Politics and Pedagogy in the "Post-Truth" Era: Insurgent Philosophy and Praxis by Derek R. Ford
Review by Shantam Goyal, University at Buffalo
For Students
Running through the book is the well-stated difference between learning and study. For Ford, learning reaffirms our subjection to the state (p. 23), while study, in its potentiality or im-potentiality, is ongoing and without the necessity of "measurable outcomes" (p. 32). This he makes clear in the first chapter, "Studying in the Party." He continues into the second chapter, "In and Out of the Gap," by tracing a similar differentiation between truth and correctness. The truth is neutral while the correct is determined from a class perspective, and it is this differentiation that becomes the arena of collective political struggle. The slogans of a collectivity always assert a new reality which is "to be proven through struggle, vindicated through force" (p. 53). The potentiality of such a struggle is, however, compromised by the university compelling us to be the "perpetually indebted lifelong learner" (p. 59). This rhythm of futurity, which determines the student's life, Ford seems to suggest, is the result of a higher education geared toward a specific end or utility, that of realizing one's potential, which is predetermined within the ambit of capitalism.
The magic and uncertainty of imagination is a substitute for this utility, and for students, study, as opposed to learning, can pull them out of the repetitive indebtedness to the future. In Ford's third chapter, "The Sinthomostudier," he expands on this idea of endless and end-less studying using a term drawing on sinthomosexuality, which stands for sexuality which is non-heterosexual, non-reproductive, and non-utilitarian for the future of humanity. In this dexterous argument, Ford uses the example of student debt to demonstrate how learning becomes sense-making of the self for an always elusive futurity, without jouissance.

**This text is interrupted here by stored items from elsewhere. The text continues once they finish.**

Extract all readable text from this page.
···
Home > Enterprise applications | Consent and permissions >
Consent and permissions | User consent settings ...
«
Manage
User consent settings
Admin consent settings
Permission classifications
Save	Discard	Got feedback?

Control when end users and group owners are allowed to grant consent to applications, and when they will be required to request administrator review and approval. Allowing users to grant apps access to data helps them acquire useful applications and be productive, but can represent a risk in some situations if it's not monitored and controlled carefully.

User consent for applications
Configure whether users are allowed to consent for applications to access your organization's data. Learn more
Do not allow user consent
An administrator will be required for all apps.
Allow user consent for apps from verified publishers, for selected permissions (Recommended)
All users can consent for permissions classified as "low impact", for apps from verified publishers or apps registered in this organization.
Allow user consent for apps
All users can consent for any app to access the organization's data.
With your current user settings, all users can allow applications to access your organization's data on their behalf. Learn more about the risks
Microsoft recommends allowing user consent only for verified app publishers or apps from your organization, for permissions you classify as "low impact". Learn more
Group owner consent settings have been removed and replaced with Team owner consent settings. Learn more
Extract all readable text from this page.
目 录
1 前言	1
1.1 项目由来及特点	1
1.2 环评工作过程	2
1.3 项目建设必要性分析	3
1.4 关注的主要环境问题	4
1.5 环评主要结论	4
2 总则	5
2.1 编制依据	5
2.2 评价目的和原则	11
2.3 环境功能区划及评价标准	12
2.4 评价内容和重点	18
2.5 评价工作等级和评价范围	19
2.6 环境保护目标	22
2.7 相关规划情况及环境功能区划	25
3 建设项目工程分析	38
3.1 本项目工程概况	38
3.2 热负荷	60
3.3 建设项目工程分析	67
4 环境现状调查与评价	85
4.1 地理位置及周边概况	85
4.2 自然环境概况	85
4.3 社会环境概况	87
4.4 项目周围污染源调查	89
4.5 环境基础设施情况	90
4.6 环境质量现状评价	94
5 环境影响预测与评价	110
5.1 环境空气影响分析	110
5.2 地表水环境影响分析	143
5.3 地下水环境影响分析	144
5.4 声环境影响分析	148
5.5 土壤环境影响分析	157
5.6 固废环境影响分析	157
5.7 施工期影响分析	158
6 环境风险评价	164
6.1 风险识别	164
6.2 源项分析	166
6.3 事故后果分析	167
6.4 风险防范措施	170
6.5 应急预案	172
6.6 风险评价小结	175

On the other hand, sex as an encounter with non-knowledge makes us "transition from a sense of self to a nonsense of self," and allows us to go "beyond the symbolic and toward the Real" (pp. 66–67). A form of study molded on this idea would not disrupt capitalism straightaway but will create the possibility of political action because it embraces uncertainty, moving away from the urge to constantly seek sense and knowledge. This moment of what Ford terms "queer communist study" does not have to be resolved, but seized upon. In moving away from learning something in a practically applicable way, and toward non-sense, we desubjectify ourselves and become more amenable to be part of a collectivity (p. 68).
As is characteristic of Ford's writing, this idea of collectivity is grounded in examples and is explicated not as conceptual wordplay but rather as a realizable possibility. The affective charge of the idea still does not devolve into zombie intellectualism, but does take on the spirit of a manifesto, as it moves from concepts to precepts and from the student's helplessness to the hope engendered by communist study.